Whoever succeeds Hodgson will follow in the footsteps of the old pragmatist in Pearson, the City Football Group alumnus in Liam Manning and the Austrian rock’n’roll football purveyor in Struber. The old cliché of clubs always seeking the antithesis of their previous manager has proved surprisingly prescient at Ashton Gate.
The sporting director hopes that if his long-term appointment proves to be desperately needed, he can restore harmony to the club. He could also take inspiration from the likes of Brentford and Brighton to ensure the club’s philosophy remains consistent no matter who is in charge.
But history is a great teacher, and there’s a reason the Robins’ top-six finish last season was their first championship finish since 2008.
Since then, city ideologies, of which there are many today, have generally been developed with the best of intentions, but their implementation often fails and enthusiasm quickly wanes.

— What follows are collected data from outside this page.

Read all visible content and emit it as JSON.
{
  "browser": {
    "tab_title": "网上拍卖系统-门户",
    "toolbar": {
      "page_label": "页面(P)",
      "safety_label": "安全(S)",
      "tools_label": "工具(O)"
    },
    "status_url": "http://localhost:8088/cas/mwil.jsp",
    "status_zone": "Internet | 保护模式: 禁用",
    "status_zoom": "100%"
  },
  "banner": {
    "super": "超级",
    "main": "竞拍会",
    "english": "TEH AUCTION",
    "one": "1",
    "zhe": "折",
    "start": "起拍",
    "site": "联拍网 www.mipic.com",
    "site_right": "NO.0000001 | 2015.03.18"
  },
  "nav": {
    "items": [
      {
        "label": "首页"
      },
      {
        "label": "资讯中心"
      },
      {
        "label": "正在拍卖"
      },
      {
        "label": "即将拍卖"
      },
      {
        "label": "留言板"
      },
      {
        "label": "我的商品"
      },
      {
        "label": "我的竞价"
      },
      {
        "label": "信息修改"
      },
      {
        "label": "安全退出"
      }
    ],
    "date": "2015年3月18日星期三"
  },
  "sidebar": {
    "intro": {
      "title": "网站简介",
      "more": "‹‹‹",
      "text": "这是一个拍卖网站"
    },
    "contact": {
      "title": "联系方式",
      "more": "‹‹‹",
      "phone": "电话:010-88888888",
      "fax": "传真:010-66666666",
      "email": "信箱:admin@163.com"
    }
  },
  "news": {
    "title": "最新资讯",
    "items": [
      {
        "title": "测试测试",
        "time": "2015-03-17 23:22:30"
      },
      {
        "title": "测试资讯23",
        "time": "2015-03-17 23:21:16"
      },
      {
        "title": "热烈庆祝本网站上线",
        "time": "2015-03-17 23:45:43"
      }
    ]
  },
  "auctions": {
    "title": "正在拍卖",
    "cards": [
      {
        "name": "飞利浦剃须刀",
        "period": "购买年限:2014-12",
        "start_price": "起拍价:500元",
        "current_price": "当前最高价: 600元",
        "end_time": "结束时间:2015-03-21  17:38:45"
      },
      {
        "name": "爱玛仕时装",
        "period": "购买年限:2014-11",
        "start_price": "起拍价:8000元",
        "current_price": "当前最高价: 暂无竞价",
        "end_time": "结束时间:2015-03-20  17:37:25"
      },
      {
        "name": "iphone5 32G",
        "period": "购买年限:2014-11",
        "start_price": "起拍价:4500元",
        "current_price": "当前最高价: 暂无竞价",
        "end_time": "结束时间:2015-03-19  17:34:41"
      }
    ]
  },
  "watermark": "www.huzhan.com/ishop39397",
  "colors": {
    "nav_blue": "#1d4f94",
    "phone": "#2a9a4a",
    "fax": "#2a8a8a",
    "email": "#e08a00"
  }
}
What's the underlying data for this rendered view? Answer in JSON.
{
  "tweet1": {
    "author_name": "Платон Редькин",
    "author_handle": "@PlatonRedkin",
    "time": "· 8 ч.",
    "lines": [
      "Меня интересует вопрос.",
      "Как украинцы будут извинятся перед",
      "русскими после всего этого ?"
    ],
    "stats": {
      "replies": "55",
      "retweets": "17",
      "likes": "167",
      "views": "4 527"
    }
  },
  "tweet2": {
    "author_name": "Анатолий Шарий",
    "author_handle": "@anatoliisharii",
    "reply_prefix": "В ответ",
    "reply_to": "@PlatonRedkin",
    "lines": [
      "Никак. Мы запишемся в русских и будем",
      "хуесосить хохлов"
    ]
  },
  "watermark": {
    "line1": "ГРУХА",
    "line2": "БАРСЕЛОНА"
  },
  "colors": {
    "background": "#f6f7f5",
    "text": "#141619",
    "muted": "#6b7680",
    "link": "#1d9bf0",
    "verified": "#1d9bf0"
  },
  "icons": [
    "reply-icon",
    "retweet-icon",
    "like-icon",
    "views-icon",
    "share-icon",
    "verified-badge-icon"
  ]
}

Many things have been tried. Buy the best up-and-coming talent. Polishing a rough diamond. Take advantage of the academy. Just over a decade ago, the club announced a “five pillars” strategy for long-term development, but it was not mentioned again less than a year later. As a result, there is no great belief around the club that the next dawn will be any more real than the previous one.
City’s next permanent manager will certainly not be a former England manager who is almost in his 80s. He himself feels too old for the post. More than that, their identity is as difficult to pinpoint as it is the club’s.